Multinomial Naive Bayes is clearly the pick using this dataset.
Conclusion
With the two dataset shown here, I hope I have demonstrate enough that the type of dataset matters as much as the models that are being used. Models clearly have different strength and weaknesses, even though it is also designed to be as versatile, such as the Random Forest Classifier, but there are still limitation on what it can do. When using real world data, or real world modelling, I assume there are a lot of factors that needs to be considered such as the Forest Covertype dataset that was used earlier.

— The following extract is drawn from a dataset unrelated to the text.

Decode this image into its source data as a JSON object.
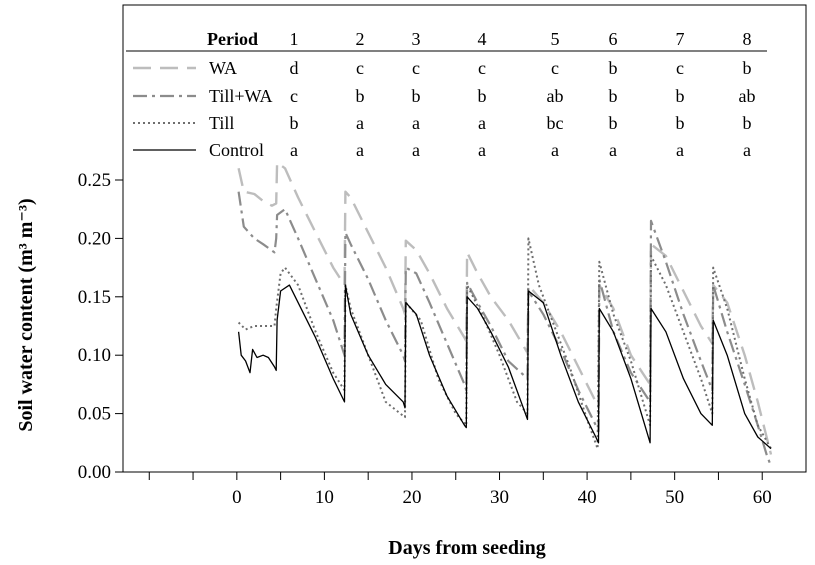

If a project has more hardware resource or time on their hand, then kNN Classifier may suit their need just fine as they will need high performance rather than it being quick, as compared to a project which require faster learning with acceptable output, such as Random Forest Classifier on the Forest Covertype dataset. Lastly, the dataset was not pre processed particular for any of the models as well. To further improve their performances, we could definitely have spent more time on processing the data to carter to the model, such as ensuring features have gaussian property before using Gaussian Naive Bayes.